Part of an ongoing girl-band renaissance that takes in everything from the dark post-punk of Savages and Zoëtrøpe to the lo-fi sounds of Woolf and Skinny Girl Diet, The Tuts instead take a refreshingly punked-up pop approach, citing their inspirations as everyone from The Beatles to Bikini Kill, and wielding enough classic-indie influences to make them serious contenders for mainstream appeal should word continue to spread".

The Girls Are

"The Tuts let themselves be free to be as cheeky, poppy and cute as like, which turns out to be very cheeky, poppy and cute. The band sound like a Kate Nash, Jack Penate and Shangri-las mash up, which can be most obviously seen in their latest song ‘Call Me Up’, an upbeat catchy number with candy coated riffs and sweet as pie vocals that will definitely take the girls far".

Don't Dance Her Down Boys

"Very much the definition of power-trio, The Tuts burn with an erratic energy and songs that make an almighty racket.

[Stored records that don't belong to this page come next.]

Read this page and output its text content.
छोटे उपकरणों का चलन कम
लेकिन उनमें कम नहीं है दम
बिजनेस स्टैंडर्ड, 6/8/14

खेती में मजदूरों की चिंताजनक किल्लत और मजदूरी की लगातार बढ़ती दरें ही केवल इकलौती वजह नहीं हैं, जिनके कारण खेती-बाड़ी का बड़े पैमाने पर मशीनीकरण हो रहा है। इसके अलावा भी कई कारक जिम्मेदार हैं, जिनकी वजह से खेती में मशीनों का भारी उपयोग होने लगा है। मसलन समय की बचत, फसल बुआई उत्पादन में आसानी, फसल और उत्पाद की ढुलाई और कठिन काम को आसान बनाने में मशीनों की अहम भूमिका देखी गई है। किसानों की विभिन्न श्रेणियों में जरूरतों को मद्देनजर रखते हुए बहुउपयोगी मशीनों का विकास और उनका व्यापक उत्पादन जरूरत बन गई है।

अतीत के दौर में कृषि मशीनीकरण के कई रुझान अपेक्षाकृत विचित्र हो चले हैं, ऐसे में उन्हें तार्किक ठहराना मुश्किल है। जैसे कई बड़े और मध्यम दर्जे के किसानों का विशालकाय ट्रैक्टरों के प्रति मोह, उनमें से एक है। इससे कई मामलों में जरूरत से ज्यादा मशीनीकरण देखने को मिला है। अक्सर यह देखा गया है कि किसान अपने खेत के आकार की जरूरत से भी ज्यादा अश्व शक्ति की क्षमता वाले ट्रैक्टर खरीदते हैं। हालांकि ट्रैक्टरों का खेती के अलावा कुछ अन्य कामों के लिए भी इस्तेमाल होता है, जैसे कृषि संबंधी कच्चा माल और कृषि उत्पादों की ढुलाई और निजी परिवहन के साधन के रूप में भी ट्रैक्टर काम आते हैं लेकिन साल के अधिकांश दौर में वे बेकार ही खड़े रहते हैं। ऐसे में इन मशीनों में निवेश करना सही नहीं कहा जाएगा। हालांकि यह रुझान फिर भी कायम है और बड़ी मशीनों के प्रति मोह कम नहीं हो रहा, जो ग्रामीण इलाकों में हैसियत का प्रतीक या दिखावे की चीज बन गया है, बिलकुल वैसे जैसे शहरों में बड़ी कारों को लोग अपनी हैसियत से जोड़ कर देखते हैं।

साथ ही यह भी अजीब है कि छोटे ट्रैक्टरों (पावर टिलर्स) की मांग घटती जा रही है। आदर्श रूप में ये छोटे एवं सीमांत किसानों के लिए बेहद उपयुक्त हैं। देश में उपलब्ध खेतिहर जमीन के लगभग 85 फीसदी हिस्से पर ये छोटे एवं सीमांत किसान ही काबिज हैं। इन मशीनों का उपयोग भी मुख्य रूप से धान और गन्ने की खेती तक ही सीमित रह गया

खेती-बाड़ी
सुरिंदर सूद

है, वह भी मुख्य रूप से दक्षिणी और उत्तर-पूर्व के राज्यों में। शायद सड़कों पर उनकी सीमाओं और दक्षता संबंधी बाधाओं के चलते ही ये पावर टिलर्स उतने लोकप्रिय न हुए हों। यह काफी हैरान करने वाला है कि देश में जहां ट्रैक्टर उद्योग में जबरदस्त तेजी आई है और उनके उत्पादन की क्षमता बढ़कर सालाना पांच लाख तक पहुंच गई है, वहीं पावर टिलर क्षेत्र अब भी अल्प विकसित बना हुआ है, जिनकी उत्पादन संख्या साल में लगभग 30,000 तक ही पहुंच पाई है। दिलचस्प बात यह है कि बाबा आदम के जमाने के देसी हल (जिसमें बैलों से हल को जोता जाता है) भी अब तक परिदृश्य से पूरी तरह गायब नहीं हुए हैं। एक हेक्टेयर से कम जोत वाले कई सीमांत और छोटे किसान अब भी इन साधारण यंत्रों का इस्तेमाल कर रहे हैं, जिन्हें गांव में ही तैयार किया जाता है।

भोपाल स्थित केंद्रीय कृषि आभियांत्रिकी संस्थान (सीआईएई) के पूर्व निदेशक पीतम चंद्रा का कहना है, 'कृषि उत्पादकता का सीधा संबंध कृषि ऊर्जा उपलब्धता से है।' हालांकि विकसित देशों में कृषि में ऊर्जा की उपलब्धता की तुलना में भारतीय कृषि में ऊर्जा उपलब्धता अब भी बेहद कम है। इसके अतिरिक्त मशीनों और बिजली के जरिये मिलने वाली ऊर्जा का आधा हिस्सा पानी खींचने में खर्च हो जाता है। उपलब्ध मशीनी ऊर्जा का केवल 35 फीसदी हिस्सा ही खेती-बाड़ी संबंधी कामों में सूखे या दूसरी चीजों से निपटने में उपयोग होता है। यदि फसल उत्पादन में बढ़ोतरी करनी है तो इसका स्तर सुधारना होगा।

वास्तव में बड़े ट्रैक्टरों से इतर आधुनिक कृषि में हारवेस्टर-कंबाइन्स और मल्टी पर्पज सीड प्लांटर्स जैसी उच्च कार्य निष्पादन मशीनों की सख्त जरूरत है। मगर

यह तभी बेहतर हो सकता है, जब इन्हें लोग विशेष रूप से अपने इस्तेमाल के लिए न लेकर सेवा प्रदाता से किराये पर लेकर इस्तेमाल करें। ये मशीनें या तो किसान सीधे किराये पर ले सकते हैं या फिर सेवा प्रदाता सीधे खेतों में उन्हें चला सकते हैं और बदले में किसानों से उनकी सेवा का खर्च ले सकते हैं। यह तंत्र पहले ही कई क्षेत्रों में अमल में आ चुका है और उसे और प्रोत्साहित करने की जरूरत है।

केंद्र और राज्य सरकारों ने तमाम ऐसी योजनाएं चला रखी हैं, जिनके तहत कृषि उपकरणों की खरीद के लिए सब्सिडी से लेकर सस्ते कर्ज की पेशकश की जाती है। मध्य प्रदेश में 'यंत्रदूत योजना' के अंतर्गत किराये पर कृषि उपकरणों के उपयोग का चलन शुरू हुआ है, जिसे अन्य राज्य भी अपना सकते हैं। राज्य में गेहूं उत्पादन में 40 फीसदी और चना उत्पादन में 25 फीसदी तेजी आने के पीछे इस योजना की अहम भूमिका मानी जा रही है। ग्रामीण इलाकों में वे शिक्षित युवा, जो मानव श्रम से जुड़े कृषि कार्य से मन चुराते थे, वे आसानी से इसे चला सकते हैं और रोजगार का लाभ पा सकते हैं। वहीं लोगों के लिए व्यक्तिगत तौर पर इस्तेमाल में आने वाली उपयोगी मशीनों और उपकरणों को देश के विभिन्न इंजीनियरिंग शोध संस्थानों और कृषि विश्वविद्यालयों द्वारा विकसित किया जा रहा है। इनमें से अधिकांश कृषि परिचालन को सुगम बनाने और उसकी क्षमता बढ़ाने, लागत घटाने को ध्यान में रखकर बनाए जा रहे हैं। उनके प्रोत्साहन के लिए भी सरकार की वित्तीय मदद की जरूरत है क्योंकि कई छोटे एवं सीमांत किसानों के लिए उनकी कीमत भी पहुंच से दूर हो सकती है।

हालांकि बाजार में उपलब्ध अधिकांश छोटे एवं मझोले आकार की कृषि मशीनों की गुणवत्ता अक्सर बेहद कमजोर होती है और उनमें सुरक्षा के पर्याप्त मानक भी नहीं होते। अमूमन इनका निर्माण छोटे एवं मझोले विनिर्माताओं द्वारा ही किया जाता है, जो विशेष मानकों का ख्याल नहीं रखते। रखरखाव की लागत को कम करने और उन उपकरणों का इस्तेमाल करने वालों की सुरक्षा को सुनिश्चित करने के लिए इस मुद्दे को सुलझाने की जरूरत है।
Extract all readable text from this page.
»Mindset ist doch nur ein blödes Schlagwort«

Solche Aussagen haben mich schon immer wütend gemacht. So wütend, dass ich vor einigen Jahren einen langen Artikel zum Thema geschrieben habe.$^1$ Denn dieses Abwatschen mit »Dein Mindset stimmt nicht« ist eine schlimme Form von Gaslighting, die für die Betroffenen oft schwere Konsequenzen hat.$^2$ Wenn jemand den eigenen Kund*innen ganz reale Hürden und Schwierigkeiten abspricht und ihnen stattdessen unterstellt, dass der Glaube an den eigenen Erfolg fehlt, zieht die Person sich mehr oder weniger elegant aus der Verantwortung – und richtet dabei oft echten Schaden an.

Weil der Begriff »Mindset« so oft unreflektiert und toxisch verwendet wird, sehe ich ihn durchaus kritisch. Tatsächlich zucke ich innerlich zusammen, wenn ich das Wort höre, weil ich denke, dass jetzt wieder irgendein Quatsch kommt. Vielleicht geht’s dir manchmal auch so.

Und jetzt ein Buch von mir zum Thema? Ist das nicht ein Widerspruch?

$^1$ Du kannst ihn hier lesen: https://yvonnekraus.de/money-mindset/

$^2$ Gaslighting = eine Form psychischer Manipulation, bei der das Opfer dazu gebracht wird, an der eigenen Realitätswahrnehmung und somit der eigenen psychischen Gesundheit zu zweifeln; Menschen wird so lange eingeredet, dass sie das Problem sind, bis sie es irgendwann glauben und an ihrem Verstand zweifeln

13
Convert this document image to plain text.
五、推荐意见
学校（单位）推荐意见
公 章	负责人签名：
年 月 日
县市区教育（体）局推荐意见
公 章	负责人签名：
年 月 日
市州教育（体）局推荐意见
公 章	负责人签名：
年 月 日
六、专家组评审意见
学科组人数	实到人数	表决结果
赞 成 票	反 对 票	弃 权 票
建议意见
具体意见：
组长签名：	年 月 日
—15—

Think of them as southern England's answer to The 5, 6, 7, 8s (remember them?!) and you're on the right track...Afterwards they were more than happy to spend a good deal of time meeting and greeting; shifting merch and posing for photos with a few sweaty-browed gents and a seemingly limitless supply of starry-eyed, impressionable young girls".

Liverpool Echo.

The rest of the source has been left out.